You win both by pairing fresh, citable pages with a broad, lasting web presence. For ChatGPT, publish clean pages that answer a question directly with named sources, so a live search can retrieve and quote them. For DeepSeek, do the same for the search-on minority, but also earn wide mentions and citations across the open web so you are in the training data behind most of its answers.
The shared base is the same one that wins AI citations everywhere.
A Princeton study presented at KDD 2024 found that adding statistics, quotations, and cited sources lifted a page's visibility in generative answers by up to 40%. That helps in a live search and, over time, in what the next model learns.
In practice the split comes down to a short list.
- For ChatGPT, publish clean, answer-first pages a live search can retrieve and quote.
- For ChatGPT, keep those pages fresh, since it favors current, well-structured content.
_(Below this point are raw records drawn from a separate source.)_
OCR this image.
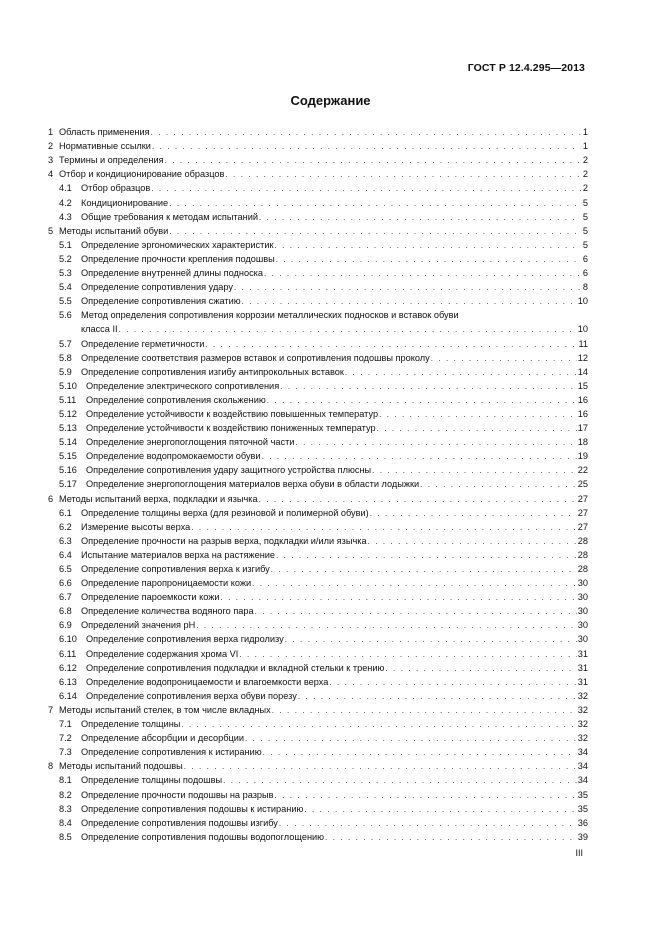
ГОСТ Р 12.4.295—2013
Содержание
1 Область применения . . .	1
2 Нормативные ссылки . . .	1
3 Термины и определения . . .	2
4 Отбор и кондиционирование образцов . . .	2
4.1	Отбор образцов . . .	2
4.2	Кондиционирование . . .	5
4.3	Общие требования к методам испытаний . . .	5
5 Методы испытаний обуви . . .	5
5.1	Определение эргономических характеристик . . .	5
5.2	Определение прочности крепления подошвы . . .	6
5.3	Определение внутренней длины подноска . . .	6
5.4	Определение сопротивления удару . . .	8
5.5	Определение сопротивления сжатию . . .	10
5.6	Метод определения сопротивления коррозии металлических подносков и вставок обуви
класса II . . .	10
5.7	Определение герметичности . . .	11
5.8	Определение соответствия размеров вставок и сопротивления подошвы проколу . . .	12
5.9	Определение сопротивления изгибу антипрокольных вставок . . .	14
5.10 Определение электрического сопротивления . . .	15
5.11	Определение сопротивления скольжению . . .	16
5.12 Определение устойчивости к воздействию повышенных температур . . .	16
5.13 Определение устойчивости к воздействию пониженных температур . . .	17
5.14 Определение энергопоглощения пяточной части . . .	18
5.15 Определение водопромокаемости обуви . . .	19
5.16 Определение сопротивления удару защитного устройства плюсны . . .	22
5.17 Определение энергопоглощения материалов верха обуви в области лодыжки . . .	25
6 Методы испытаний верха, подкладки и язычка . . .	27
6.1	Определение толщины верха (для резиновой и полимерной обуви) . . .	27
6.2	Измерение высоты верха . . .	27
6.3	Определение прочности на разрыв верха, подкладки и/или язычка . . .	28
6.4	Испытание материалов верха на растяжение . . .	28
6.5	Определение сопротивления верха к изгибу . . .	28
6.6	Определение паропроницаемости кожи . . .	30
6.7	Определение паpоемкости кожи . . .	30
6.8	Определение количества водяного пара . . .	30
6.9	Определений значения pH . . .	30
6.10 Определение сопротивления верха гидролизу . . .	30
6.11	Определение содержания хрома VI . . .	31
6.12 Определение сопротивления подкладки и вкладной стельки к трению . . .	31
6.13 Определение водопроницаемости и влагоемкости верха . . .	31
6.14 Определение сопротивления верха обуви порезу . . .	32
7 Методы испытаний стелек, в том числе вкладных . . .	32
7.1	Определение толщины . . .	32
7.2	Определение абсорбции и десорбции . . .	32
7.3	Определение сопротивления к истиранию . . .	34
8 Методы испытаний подошвы . . .	34
8.1	Определение толщины подошвы . . .	34
8.2	Определение прочности подошвы на разрыв . . .	35
8.3	Определение сопротивления подошвы к истиранию . . .	35
8.4	Определение сопротивления подошвы изгибу . . .	36
8.5	Определение сопротивления подошвы водопоглощению . . .	39
III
- For DeepSeek, earn broad mentions and citations across the open web, so you land in the training data.
- For DeepSeek, still keep citable pages ready for the minority of sessions that turn search on.
- For both, back claims with named, dated sources a model can lift cleanly and learn from.
The per-engine playbooks are in our guides on DeepSeek SEO and ChatGPT SEO. This piece is about where to spend first, and why the DeepSeek work looks different.
How do you track your brand in both?
Track both by running your real buyer prompts through DeepSeek and ChatGPT on a schedule, with DeepSeek's search both on and off, and recording whether each named you and what it cited. Keep the results separate, because a citation with search on and a mention with search off are different signals that need different fixes.
The search-off run is the one people skip, and it is the honest one.
It shows what DeepSeek says about you from memory, with no page to lean on, which is how most of its users actually meet your brand. If that answer is wrong or empty, no amount of on-page work fixes it fast. Only broader, longer presence does.
Watch the accuracy of that memory answer, not just whether you appear. A model repeating an old price, a former tagline, or a discontinued feature is its own problem.
That kind of stale description is common with training-based answers, and the fix is to make the correct, current version of your story so widely published that it outweighs the outdated one by the next training run. You are effectively voting, with volume and consistency, on what the model should believe about you.
Frequently asked questions
What is the difference between DeepSeek and ChatGPT for visibility?
Does DeepSeek cite sources like ChatGPT?
Is DeepSeek bigger than ChatGPT?
Should I optimize for DeepSeek?
Why does DeepSeek run in so many apps?
How do I get cited by DeepSeek and ChatGPT?
Optimize for reach first, then play the long game
Do this next: put ChatGPT first, since it reaches the most people and cites the most readily, and make your key pages clean, answer-first, and well-sourced. That work is the fastest to pay off.
Then play DeepSeek's longer game by staying broadly published and cited across the web, so the model absorbs you whether or not anyone turns on search. Pull a per-engine baseline with MentionsAPI so you can watch both, and remember that with DeepSeek you are optimizing for the next training run as much as for today.
Do not judge the two engines by the same yardstick. ChatGPT rewards the page you publish this week, while DeepSeek rewards the reputation you have built over months, and both are worth earning. The brands that show up in both did the fast work and the slow work, and did not confuse one for the other.